I’ve been getting a few quite confusing records this week and this is most definitely one of them. It’s full of curious disjointed ambient loops and moods which are primarily constructed by Salvatore Borelli using all sorts of instruments and electrical and analogue sound treatments for a densely layered, swirling, constantly shifting soundscape which is both chaotic and enveloping, making it quite hard to write this review because it keeps sucking me into a slack-jawed hypno-trance.

It’s dark ambient which owes debts to the likes of Nurse With Wound but also to minimal techno and the free expression of bands like NNCK. Melodies sometimes drift into focus only to be obscured by some new clanking industrial weirdness. ‘Picture’s dust as dramatic allegory in ear or here (for Jon Jost)’ is a particular highlight, taking in contributions from Fabio Orsi, K-Conjog and Maurizio Bianchi and spitting out dark ambient hiss’n’crunch alongside pounding primitive drums and ominous synth drones for a glorious pulsating dystopian slice of retro-futurist creep tones.

I do prefer it when things get melodic, and there’s a mixture of sound collagey creepy ambient noise and more tuneful passages. Phil is struggling with ‘Goodbye dragon hymn (for Albert Ayler)’ because of his whole weird saxophone thing. He just said, and I quote, “I can often feel my skin changing colour when I listen to it...there’s two things in the world that make me feel violent and aggressive and strange and that’s whisky and improvised sax.

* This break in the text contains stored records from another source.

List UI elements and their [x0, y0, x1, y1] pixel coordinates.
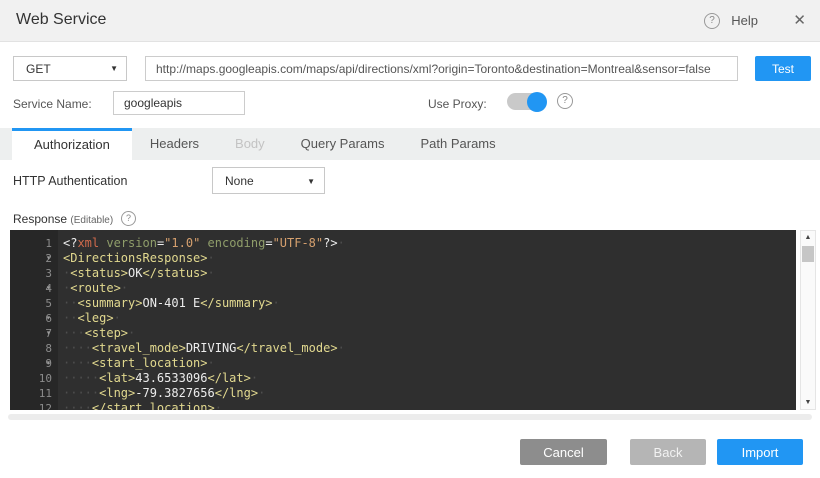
line-number: 11: [16, 386, 52, 401]
method-select[interactable]: GET ▼: [13, 56, 127, 81]
editor-line: 1 <?xml version="1.0" encoding="UTF-8"?>·: [10, 236, 796, 251]
help-icon[interactable]: ?: [704, 13, 720, 29]
code-text: ····</start_location>·: [63, 401, 222, 410]
editor-line: 12 ····</start_location>·: [10, 401, 796, 410]
editor-line: 10 ·····<lat>43.6533096</lat>·: [10, 371, 796, 386]
tab-query-params[interactable]: Query Params: [283, 128, 403, 160]
code-text: ····<travel_mode>DRIVING</travel_mode>·: [63, 341, 345, 356]
editor-line: 5 ··<summary>ON-401 E</summary>·: [10, 296, 796, 311]
response-label: Response (Editable): [13, 212, 113, 226]
chevron-down-icon: ▼: [110, 64, 118, 73]
scroll-up-icon[interactable]: ▲: [801, 234, 815, 241]
editor-line: 6▾··<leg>·: [10, 311, 796, 326]
line-number: 8: [16, 341, 52, 356]
toggle-knob: [527, 92, 547, 112]
header: Web Service ? Help ✕: [0, 0, 820, 42]
fold-arrow-icon[interactable]: ▾: [46, 325, 51, 340]
editor-vertical-scrollbar[interactable]: ▲ ▼: [800, 230, 816, 410]
service-name-input[interactable]: [113, 91, 245, 115]
fold-arrow-icon[interactable]: ▾: [46, 250, 51, 265]
response-editor[interactable]: 1 <?xml version="1.0" encoding="UTF-8"?>·…: [10, 230, 796, 410]
editor-line: 8 ····<travel_mode>DRIVING</travel_mode>·: [10, 341, 796, 356]
method-value: GET: [26, 62, 51, 76]
proxy-help-icon[interactable]: ?: [557, 93, 573, 109]
code-text: ··<summary>ON-401 E</summary>·: [63, 296, 280, 311]
scrollbar-thumb[interactable]: [802, 246, 814, 262]
editor-line: 2▾<DirectionsResponse>·: [10, 251, 796, 266]
tab-headers[interactable]: Headers: [132, 128, 217, 160]
line-number: 12: [16, 401, 52, 410]
page-title: Web Service: [16, 11, 106, 29]
web-service-dialog: Web Service ? Help ✕ GET ▼ Test Service …: [0, 0, 820, 478]
line-number: 5: [16, 296, 52, 311]
fold-arrow-icon[interactable]: ▾: [46, 280, 51, 295]
line-number: 10: [16, 371, 52, 386]
import-button[interactable]: Import: [717, 439, 803, 465]
scroll-down-icon[interactable]: ▼: [801, 399, 815, 406]
line-number: 3: [16, 266, 52, 281]
tabbar: Authorization Headers Body Query Params …: [0, 128, 820, 160]
tab-path-params[interactable]: Path Params: [402, 128, 513, 160]
response-help-icon[interactable]: ?: [121, 211, 136, 226]
editor-line: 11 ·····<lng>-79.3827656</lng>·: [10, 386, 796, 401]
chevron-down-icon: ▼: [307, 177, 315, 186]
code-text: <DirectionsResponse>·: [63, 251, 215, 266]
url-input[interactable]: [145, 56, 738, 81]
use-proxy-toggle[interactable]: [507, 92, 546, 111]
editor-lines: 1 <?xml version="1.0" encoding="UTF-8"?>·…: [10, 236, 796, 410]
code-text: ·····<lng>-79.3827656</lng>·: [63, 386, 265, 401]
horizontal-scrollbar[interactable]: [8, 414, 812, 420]
service-name-label: Service Name:: [13, 97, 92, 111]
code-text: ·<route>·: [63, 281, 128, 296]
http-auth-label: HTTP Authentication: [13, 174, 127, 188]
test-button[interactable]: Test: [755, 56, 811, 81]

I think it’s just because my tiny brain can’t deal with it.”

Elsewhere there’s all sorts of weird loopy awkwardness and cosmic ambient bliss and the variety and detail and depth consistently impresses, with other guests of the calibre of Lucky Dragons, The North Sea and Donato Epiro popping up throughout to keep the new ideas flowing. Playful, engaging and sometimes challenging stuff.